PORTLAND, Oregon, September 20, 2018 /PRNewswire/ --
Burgeoning demand for energy worldwide, depleting reserves of crude oil, and reduction in energy dependence after the advent of oil shale would propel the growth of the global oil shale market
Allied Market Research published a report, titled, "GlobalOil Shale Market by Product Type (Oil, Gas, Coke, and Others), Process (Exsitu and Insitu), and Application (Electricity, Fuel, Cement, and Others): Global Opportunity Analysis and Industry Forecast, 2018-2025." The report offers an extensive analysis of the market size & share, key winning strategies, drivers, restraints, & opportunities, market landscape, and top investment pockets. According to the report, the oil shale market garnered $1.6 billion in 2017, and is estimated to reach $5.63 billion through 2025 in five current commercialized country markets across the globe, registering a CAGR of 16.7% from 2018 to 2025.
The factors aiding the growth of the global oil shale market include concerns about depleting crude oil reserves, surge in energy requirement globally, and benefits offered by oil shale such as reduction in energy dependence. However, high costs of equipment, mining, and processing technologies have resulted in increased cost of extracting oil from oil shale, which in turn is expected to hamper the growth of the industry. Conversely, developments in extraction techniques for obtaining kerogen from oil shale coupled with improvements in drilling techniques are expected to provide lucrative opportunities for the growth of the market in future.
The oil segment accounted for more than two-thirds of the total market share in 2017. It is expected to grow at the fastest CAGR of 16.9% from 2018 to 2025 on account of the large oil reserves present in oil shale. Moreover, the report analyzes several products such as gas, coke, and others.
Exsitu process segment to be largest revenue contributor, insitu to exhibit fastest growth
The ex situ segment accounted for nearly three-fourths of the total market share in 2017. This segment would maintain its lead throughout 2025, as the oil shale industry uses surface mining to excavate oil shale. However, the in-situ segment would grow at the fastest CAGR of 18.8% from 2018 to 2025 due to advancements in drilling technologies coupled with less pollution of ground water.

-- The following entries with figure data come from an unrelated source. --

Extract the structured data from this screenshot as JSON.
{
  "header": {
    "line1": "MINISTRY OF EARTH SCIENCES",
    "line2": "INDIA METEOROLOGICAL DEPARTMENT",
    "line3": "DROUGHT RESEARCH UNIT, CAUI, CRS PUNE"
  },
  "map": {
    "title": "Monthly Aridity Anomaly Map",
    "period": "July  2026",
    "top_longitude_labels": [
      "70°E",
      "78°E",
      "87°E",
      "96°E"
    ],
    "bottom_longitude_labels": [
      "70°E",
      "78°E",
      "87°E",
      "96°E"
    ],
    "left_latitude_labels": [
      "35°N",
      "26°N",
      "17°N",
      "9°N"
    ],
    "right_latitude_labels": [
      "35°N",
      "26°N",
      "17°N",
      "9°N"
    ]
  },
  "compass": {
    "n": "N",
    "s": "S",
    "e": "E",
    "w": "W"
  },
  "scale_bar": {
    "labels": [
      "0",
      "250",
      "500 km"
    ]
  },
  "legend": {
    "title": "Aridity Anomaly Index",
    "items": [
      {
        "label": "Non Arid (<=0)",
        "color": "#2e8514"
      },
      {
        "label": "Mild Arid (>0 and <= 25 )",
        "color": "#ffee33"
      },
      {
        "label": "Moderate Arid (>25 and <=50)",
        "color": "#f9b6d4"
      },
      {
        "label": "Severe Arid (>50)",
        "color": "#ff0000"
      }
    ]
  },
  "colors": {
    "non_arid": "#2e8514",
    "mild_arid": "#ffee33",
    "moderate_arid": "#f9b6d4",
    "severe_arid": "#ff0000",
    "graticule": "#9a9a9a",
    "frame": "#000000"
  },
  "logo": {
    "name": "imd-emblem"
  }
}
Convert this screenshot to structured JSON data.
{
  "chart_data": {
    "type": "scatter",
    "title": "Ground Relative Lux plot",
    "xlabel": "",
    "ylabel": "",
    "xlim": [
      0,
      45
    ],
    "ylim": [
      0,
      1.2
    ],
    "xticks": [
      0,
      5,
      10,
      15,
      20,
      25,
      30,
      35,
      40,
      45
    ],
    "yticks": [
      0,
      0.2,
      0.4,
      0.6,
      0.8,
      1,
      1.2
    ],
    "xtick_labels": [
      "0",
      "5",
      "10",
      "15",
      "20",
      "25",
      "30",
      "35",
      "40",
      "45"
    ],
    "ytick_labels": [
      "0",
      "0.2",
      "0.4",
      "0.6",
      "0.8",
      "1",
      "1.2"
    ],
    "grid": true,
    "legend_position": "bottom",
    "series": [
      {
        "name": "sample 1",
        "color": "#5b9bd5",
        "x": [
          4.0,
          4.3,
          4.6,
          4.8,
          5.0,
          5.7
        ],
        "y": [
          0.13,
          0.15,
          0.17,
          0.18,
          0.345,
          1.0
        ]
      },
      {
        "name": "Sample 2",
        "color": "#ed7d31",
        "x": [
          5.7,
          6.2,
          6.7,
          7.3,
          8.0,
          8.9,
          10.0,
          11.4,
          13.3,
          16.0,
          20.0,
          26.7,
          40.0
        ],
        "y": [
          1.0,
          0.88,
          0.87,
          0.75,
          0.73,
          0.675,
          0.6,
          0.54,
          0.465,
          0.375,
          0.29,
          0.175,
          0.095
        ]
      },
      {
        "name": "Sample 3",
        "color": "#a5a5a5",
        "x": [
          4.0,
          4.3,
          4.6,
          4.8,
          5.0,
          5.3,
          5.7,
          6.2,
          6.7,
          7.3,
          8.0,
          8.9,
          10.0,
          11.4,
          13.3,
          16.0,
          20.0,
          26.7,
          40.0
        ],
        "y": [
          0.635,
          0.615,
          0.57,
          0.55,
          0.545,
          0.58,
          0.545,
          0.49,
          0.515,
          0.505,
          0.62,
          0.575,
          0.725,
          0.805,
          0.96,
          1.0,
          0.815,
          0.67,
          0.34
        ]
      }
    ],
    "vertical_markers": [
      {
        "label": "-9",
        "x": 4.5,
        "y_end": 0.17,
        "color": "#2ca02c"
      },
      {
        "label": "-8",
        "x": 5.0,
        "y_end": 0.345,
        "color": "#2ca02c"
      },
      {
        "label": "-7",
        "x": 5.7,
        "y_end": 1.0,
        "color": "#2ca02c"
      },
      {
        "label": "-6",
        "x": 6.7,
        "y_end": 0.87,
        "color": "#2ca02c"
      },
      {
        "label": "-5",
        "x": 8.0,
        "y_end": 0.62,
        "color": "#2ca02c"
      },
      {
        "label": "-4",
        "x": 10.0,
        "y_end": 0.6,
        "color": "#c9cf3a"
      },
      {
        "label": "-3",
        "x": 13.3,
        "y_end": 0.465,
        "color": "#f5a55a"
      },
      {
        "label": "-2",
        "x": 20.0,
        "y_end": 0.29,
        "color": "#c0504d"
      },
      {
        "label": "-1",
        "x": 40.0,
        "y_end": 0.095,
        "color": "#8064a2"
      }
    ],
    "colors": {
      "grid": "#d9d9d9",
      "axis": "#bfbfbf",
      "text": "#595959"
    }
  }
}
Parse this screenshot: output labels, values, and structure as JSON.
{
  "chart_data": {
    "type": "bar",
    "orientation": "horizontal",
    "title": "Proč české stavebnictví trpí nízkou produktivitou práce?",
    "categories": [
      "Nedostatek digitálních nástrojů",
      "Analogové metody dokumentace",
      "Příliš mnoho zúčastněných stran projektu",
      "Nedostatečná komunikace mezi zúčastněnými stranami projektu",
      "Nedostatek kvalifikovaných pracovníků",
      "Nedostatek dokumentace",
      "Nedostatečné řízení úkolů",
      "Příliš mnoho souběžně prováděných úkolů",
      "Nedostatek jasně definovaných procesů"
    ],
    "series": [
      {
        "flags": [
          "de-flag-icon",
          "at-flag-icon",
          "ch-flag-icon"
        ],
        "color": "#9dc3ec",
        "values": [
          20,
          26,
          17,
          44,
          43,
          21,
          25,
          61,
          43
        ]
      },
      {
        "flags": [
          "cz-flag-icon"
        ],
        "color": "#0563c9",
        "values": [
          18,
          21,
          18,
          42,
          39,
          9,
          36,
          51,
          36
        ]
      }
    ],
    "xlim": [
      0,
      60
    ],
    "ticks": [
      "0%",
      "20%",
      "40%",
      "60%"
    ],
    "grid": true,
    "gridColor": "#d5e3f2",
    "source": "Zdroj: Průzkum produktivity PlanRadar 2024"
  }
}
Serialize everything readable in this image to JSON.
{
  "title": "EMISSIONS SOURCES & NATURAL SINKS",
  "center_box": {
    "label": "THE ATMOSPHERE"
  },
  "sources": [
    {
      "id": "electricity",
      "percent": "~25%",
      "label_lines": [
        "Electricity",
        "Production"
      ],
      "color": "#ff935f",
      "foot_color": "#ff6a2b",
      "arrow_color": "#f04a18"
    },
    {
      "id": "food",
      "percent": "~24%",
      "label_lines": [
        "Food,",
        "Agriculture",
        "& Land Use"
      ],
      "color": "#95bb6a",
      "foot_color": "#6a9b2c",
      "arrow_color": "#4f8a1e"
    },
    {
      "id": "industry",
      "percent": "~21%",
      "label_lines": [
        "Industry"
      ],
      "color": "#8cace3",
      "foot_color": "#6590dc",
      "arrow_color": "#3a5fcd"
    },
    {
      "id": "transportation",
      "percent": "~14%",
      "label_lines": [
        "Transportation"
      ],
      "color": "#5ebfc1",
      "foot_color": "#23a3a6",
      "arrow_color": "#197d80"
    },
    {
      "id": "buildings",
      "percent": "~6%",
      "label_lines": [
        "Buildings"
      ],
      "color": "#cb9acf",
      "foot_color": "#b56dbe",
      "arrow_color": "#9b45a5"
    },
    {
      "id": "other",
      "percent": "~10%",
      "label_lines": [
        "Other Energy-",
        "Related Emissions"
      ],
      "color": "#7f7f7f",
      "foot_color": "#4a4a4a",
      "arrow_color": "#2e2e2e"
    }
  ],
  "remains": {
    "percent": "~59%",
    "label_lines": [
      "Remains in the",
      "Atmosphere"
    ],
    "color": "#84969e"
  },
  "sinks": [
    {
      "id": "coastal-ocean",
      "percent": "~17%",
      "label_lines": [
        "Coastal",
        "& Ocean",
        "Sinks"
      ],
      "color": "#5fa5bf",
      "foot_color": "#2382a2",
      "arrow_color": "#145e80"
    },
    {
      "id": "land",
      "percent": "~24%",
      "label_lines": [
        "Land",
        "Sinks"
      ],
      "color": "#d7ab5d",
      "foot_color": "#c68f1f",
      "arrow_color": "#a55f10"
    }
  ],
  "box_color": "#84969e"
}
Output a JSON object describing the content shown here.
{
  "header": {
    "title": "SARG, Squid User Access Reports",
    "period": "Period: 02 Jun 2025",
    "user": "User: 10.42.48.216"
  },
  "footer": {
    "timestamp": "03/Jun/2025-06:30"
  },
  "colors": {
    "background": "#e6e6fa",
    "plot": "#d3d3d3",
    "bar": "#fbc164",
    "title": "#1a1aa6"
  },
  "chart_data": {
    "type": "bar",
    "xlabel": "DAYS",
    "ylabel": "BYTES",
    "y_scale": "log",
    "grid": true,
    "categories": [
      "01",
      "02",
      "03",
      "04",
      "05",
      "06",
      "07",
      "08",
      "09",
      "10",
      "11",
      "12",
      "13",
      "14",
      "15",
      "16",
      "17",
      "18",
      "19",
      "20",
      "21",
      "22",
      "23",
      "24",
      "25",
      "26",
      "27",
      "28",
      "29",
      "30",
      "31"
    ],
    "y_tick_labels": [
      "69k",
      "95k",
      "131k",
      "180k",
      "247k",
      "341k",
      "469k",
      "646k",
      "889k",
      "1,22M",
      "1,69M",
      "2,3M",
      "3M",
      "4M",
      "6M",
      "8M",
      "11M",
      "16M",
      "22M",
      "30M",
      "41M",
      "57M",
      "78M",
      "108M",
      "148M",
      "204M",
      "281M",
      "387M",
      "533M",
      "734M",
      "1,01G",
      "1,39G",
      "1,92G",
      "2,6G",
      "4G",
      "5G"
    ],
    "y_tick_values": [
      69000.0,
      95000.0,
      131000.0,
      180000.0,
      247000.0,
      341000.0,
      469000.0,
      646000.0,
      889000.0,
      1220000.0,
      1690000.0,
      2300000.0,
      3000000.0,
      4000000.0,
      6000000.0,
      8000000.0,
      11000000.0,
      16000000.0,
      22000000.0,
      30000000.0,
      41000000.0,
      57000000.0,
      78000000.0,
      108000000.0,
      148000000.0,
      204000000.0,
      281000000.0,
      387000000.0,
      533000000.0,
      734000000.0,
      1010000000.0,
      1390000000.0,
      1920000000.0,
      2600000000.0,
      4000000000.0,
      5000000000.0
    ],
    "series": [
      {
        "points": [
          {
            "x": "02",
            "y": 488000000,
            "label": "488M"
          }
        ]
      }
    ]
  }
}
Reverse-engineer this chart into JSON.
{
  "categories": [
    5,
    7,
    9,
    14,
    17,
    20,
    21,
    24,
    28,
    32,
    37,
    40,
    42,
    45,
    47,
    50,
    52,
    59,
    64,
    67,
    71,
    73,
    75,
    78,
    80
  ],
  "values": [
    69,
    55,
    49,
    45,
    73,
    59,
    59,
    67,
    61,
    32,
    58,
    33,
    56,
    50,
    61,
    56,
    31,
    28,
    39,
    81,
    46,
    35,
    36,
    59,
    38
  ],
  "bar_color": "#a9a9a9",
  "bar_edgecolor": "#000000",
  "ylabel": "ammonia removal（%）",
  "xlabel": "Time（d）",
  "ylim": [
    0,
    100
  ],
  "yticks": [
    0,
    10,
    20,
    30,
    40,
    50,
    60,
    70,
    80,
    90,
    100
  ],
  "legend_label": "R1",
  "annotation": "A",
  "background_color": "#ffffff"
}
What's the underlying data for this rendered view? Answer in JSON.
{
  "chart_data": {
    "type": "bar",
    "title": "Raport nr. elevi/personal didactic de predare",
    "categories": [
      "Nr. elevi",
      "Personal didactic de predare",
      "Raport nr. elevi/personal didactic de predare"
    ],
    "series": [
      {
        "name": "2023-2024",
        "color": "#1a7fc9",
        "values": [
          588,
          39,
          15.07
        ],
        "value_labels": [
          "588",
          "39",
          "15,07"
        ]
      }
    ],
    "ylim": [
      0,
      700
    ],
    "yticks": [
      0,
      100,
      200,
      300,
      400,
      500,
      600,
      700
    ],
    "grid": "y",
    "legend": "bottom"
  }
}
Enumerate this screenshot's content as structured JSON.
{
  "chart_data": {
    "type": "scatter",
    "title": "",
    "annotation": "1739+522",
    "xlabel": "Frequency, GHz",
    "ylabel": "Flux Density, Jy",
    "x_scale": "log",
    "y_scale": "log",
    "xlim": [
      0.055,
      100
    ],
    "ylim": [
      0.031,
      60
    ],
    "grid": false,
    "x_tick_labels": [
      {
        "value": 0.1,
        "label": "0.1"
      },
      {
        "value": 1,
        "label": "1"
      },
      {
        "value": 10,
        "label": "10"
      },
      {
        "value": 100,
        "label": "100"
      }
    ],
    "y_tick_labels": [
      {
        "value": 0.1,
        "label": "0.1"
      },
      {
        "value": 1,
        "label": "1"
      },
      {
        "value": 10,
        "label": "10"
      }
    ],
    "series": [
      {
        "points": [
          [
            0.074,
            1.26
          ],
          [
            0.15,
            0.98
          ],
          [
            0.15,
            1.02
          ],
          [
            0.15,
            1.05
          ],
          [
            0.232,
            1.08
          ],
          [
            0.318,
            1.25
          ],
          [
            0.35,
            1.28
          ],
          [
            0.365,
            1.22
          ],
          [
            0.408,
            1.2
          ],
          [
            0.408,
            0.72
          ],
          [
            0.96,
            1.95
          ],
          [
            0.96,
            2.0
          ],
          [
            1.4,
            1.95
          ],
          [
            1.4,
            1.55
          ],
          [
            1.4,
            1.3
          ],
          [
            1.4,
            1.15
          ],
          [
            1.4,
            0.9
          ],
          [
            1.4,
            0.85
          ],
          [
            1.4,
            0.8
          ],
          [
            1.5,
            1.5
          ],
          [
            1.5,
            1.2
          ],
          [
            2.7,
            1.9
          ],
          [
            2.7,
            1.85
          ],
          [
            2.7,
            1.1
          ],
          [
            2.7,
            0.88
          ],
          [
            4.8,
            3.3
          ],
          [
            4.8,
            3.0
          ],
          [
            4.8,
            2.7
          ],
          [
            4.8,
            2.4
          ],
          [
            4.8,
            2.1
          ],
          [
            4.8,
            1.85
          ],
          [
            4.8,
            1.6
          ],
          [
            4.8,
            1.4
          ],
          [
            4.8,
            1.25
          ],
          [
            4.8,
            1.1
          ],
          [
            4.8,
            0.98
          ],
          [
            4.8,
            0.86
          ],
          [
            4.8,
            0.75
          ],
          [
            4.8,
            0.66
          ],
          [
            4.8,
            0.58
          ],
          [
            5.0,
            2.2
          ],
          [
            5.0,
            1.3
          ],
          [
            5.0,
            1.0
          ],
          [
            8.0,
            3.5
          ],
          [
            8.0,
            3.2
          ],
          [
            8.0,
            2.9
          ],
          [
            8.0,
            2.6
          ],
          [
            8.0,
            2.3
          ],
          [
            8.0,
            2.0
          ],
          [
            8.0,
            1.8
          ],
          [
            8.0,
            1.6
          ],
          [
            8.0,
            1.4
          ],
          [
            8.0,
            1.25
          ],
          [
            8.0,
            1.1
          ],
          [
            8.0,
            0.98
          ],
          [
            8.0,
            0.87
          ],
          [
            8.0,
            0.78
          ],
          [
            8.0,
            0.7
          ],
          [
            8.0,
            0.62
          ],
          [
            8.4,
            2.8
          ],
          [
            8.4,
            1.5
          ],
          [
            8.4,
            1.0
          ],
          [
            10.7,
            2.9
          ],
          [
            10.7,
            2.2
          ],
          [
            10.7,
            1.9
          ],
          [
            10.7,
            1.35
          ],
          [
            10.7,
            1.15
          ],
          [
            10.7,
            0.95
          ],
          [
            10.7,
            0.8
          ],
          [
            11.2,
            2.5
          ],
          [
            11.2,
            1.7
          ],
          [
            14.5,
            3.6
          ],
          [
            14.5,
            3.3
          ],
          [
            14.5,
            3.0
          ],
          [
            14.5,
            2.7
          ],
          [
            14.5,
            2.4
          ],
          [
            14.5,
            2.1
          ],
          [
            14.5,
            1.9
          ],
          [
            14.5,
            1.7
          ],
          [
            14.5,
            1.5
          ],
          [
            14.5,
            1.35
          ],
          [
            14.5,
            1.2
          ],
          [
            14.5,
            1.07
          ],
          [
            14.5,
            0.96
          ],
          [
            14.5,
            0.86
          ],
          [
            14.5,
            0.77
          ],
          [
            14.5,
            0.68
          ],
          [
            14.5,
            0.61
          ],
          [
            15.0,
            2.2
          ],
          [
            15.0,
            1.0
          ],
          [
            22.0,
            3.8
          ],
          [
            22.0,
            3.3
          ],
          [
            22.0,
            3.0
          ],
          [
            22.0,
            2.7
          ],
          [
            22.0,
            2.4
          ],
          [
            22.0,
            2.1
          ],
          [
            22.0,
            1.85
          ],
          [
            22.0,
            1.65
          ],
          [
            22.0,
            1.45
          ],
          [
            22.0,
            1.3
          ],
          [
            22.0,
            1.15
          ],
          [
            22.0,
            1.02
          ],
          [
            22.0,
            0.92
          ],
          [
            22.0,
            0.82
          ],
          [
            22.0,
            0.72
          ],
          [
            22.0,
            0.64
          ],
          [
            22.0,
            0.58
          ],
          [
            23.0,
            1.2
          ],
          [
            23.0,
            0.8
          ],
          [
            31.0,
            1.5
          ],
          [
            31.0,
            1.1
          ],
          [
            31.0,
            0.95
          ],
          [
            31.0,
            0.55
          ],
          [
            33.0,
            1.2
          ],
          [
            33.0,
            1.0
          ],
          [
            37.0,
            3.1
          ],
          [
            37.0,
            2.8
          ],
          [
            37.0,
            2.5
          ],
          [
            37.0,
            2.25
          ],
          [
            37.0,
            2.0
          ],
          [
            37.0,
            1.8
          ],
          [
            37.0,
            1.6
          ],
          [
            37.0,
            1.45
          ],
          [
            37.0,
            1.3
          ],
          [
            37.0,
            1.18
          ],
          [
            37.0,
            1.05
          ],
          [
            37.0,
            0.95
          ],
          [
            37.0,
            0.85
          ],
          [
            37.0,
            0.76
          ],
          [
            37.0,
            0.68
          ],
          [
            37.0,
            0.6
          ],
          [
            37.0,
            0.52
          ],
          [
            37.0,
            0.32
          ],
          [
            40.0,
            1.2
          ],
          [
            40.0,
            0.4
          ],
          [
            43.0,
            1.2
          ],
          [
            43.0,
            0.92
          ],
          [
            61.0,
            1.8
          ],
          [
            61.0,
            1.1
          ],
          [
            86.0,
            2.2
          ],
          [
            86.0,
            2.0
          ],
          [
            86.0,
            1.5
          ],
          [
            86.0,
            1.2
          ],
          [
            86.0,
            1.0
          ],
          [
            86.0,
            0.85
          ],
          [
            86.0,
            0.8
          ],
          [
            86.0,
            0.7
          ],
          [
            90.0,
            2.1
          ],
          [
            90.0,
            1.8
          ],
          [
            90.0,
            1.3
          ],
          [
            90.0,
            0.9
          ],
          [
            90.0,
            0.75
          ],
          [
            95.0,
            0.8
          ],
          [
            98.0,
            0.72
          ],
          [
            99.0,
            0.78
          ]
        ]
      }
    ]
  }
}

Electricity application segment to contribute highest revenue, cement segment to grow the fastest
The electricity segment captured two-thirds of the total market share in 2017. It is expected to remain dominant through the study period, as majority of the oil shale is used to produce electricity in countries where resources such as coal and gas are unavailable. On the other hand, the cement segment would grow at the fastest CAGR of 17.6% during the forecast period, due to large-scale production of spent shale during extraction process, which is used as a raw material in cement production. The report analyzes additional applications, namely, fuel and others.
Commercialized and non-commercialized oil shale producing regions
U.S. is projected to grow at the highest CAGR of 27.1% from 2018 to 2025, due to presence of abundant oil shale reserves in this region. On the other hand, Estonia contributed more than two-thirds of the total market share in 2017, and would maintain its dominance through the forecast period, as it has huge oil shale reserves that can be easily extracted for use in electricity production. The other commercialized regions discussed in the study include Russia, China, and Brazil.
Apart from the commercialized markets, the report present a comprehensive analysis of the countries, such as Australia, Canada, Italy, Morocco, and others that includes Republic of Congo and Jordan, where presence of oil shale reserves has been identified.
Leading industry players
The key market players operating in the global oil shale industry include American Resource Petroleum Corp., Chevron Shale Oil Company, Exxon Mobil Corp, American Shale Oil Corp. (AMSO), AFSK HOM TOV, and others. They have adopted various strategies such as business expansion, agreement, acquisitions, and joint venture to increase their market shares and expand their footprint.